El Macondo africano

Por Ricardo Martínez Llorca

El Macondo africano. Javier Brandoli Manzano

Viajesalpasado. Madrid, 2015. 238 páginas

 

La ruta teológica

 

Si uno tuviera que establecer o sugerir la ciencia del viaje, como quien elabora una teología, el lugar más santo el macondo africanoseguramente fuera África. Queda, a su lado, la Ruta de la Seda o la Antártida y las grandes cumbres; también los viajes al sur, sobre todo a los mares del sur. Pero seguramente África sería el lugar designado para poblarlo de santos y profetas, de dioses coléricos, como los del Antiguo Testamento, o de un panteón de apariciones que sumarían infinito. Los sucesos que cabe calificar como milagros estarían a la orden del día y el panteón que los ampara se poblaría de santos y brujos, de profetas, inquisidores y beatos. Y también de ateos. Porque en los casos en que la teología eleva altares tan idealizados, la existencia de los ateos es parte de la fiesta. Ayudan a dar sentido a la magia de la ciencia teológica.

El sueño de grandeza de casi cualquier viajero es recorrer África. A ser posible a pie, o en un vehículo cuyo efecto semejara al de recorrer la tensa piel del continente a pie. O también la otra alternativa, la que aprendimos de Isak Dinessen, la de establecerse en África para poder llorar de melancolía cuando el destino nos haya separado de ella. De ahí que casi cualquier línea que se escriba sobre África, al menos si el autor no es un hombre de este continente, esté contaminada de los tiernos posos de un salmo. Cualquier representación de un viaje a África es una forma de teología. Y viajar es necesario, aunque sea a través de la experiencia de los otros, porque así daremos sentido a estos minerales comunes que se unen para dar forma a nuestro cuerpo, ese envase que detentaremos durante apenas un breve lapso de tiempo. Y dar sentido al tiempo también es una de las condiciones indispensables para enraizar una teología.
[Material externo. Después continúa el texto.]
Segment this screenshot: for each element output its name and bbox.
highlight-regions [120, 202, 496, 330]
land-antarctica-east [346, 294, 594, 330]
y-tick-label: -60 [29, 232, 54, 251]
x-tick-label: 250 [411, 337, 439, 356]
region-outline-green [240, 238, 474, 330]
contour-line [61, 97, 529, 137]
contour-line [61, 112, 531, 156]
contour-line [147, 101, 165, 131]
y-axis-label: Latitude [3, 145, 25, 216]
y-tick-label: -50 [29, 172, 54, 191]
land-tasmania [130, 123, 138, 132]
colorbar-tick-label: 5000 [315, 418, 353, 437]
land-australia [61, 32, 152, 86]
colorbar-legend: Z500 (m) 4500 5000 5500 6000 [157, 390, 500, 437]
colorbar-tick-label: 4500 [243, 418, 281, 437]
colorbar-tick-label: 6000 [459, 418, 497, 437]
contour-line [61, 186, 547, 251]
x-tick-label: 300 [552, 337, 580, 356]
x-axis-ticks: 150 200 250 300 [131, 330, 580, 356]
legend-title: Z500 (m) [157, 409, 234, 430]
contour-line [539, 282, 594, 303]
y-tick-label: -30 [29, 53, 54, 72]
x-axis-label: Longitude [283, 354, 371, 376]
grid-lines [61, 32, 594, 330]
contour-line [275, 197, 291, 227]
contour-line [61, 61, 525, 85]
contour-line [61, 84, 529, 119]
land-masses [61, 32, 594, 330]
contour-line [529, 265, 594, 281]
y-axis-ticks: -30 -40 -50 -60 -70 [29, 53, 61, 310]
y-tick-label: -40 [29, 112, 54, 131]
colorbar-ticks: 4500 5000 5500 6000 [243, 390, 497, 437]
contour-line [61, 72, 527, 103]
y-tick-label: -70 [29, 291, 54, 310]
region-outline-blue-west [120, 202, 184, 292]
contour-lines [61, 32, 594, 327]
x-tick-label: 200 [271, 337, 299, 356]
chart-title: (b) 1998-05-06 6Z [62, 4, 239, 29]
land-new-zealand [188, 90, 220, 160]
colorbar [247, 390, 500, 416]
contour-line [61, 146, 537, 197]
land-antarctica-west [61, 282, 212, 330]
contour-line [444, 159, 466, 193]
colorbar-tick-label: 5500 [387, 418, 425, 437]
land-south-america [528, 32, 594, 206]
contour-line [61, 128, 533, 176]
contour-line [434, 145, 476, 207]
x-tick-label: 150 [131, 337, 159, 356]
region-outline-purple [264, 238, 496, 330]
Javier Brandoli Manzano reconoce todo esto a lo largo de su periplo por África y, sobre todo, de su estancia en una isla de la costa de Mozambique. De ahí que le resulte imposible no asociar su condición a la de los personajes de las mejores obras del realismo mágico. Lo cual justifica el atractivo título de El Macondo africano que lleva el libro en que recopila una selección de sus experiencias. Escrito con pasión y con extrañeza, amando sin descanso su memoria, Javier lucha contra la tendencia inviable de la mirada neocolonial. La memoria es todo para él. Y en esa memoria él reconoce que pudo inventarse, pero que sin esa playa africana no habría sido capaz de inventarse con dignidad. “Aquella mañana me parecía que el mar desteñía sal mientras flotaban mascarones de almendra en sus aguas”. La imagen nos invita a acompañarle en el viaje en que “cada mañana recogía mis restos y cada noche los volvía a esparcir”. Y lo hacía allí donde habitan seres “cuya historia contarán los alacranes a las nutrias y las nutrias a las cigüeñas de pico amarillo”. Un lugar al mismo tiempo rudo, donde “la madurez se alcanza cuando descubres que nadie vendrá a alimentarte”.

En el aliento del libro se reconoce también la derrota. O las derrotas. Porque existen mil variedades de derrota: la del compañero de trabajo en el hotel, la de la rata que vive en el zoo abandonado, la de la muerte al alcance de cada madrugada, incluso la de la amistad, la de las amistades. Posiblemente sea imposible elaborar una teología sin que en la amistad exista una derrota. Ese sentimiento, y no el del paternalismo mediático, es el que pretende transmitir Javier Brandoli en este libro, en este Macondo africano.